The proposed ordinance says the ban doesn’t apply to bags used to contain items in bulk, such as candy and nuts, or to carry other food items “to the point of sale.” It also doesn’t apply to bags that are used to protect other items from dampness, bags used by pharmacists to contain prescription drugs, newspaper bags, garbage bags, and pet waste bags.
But despite Freeport’s volume of retail stores, the ordinance doesn’t make mention of heavier plastic bags.
Regardless, Moraros said the store relies on its bag as part of its branding and marketing.
“Our bright yellow bag is our signature,” Moraros said. “It’s really important to us as a small business.”
Jeff Curtis, owner of Sherman’s Books and Stationery, said the ban could negatively affect his store as well. Although the store primarily uses paper bags, Curtis said that in rainy weather it uses flimsy plastic bags that have “Thank You” printed on them. They protect the books and paper products from getting wet.

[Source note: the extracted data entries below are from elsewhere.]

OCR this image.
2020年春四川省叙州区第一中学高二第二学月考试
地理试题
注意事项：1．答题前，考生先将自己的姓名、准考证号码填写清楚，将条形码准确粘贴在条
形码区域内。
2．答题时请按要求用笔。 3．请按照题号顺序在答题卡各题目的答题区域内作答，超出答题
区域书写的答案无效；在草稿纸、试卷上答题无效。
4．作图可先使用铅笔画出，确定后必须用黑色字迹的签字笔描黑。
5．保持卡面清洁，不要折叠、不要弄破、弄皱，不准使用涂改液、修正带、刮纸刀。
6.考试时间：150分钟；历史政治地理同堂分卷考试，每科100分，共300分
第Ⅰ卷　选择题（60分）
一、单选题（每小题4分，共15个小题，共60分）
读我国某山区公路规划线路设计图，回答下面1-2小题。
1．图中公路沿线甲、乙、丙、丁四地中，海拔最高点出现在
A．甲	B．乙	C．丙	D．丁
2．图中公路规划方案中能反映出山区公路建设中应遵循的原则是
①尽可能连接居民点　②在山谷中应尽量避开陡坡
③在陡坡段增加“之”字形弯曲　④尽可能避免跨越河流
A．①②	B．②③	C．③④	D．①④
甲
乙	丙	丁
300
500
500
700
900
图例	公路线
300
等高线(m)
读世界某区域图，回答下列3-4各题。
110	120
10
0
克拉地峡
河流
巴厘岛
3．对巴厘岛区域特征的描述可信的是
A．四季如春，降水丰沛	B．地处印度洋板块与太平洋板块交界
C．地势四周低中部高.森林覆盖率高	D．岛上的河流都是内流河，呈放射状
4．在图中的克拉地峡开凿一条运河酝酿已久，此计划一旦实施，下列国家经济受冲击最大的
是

“With that kind of ban, some of our customers would be upset on rainy days,” he said.
Rob Zechel of When Pigs Fly bakery said he thinks the ban could harm business. When bread is purchased it is put in a plastic bag and sealed with a twist tie. Zechel said doing the same with paper bags allows the bread to harden by the next day.
“For When Pigs Fly, (the ban) would be problematic because (customers) want fresh bread,” Zechel said.
At other businesses, including Mangy Moose and The Salty Lobster, owners said switching to paper bags would force their costs up. The owners said it would be something they’d have to work with if the ban went into affect.
Phil Rozenski, policy chairman of the American Progressive Bag Alliance in New York, said there are many things wrong with a plastic bag ban. APBA is an organization that manufactures and works to protect the use of plastic bags.
“A policy like this is taking away consumer choice with no facts to back it,” Rozenski said.
Rozenski said alternative products have their own negative effects, and that reusable bags can be worse than plastic. He claimed they are often thrown away after only a few uses and that they aren’t recyclable. He suggested Freeport look into other ways to reduce plastic use and help the environment.
“There’s a lot more that could be done to educate people,” Rozenski said. “(Freeport) should look at more practical choices, instead of a ban.”
There are also some businesses in town that wouldn’t be directly affected by the ban, because they already use paper. Representatives of Mexicali Blues and Cool as a Moose said they don’t use plastic bags at all.
The proposed ban will be discussed at the next Ordinance Committee meeting, which has yet to be scheduled. It could take several meetings to work through and possibly revise the proposal, which would then go back to the Town Council.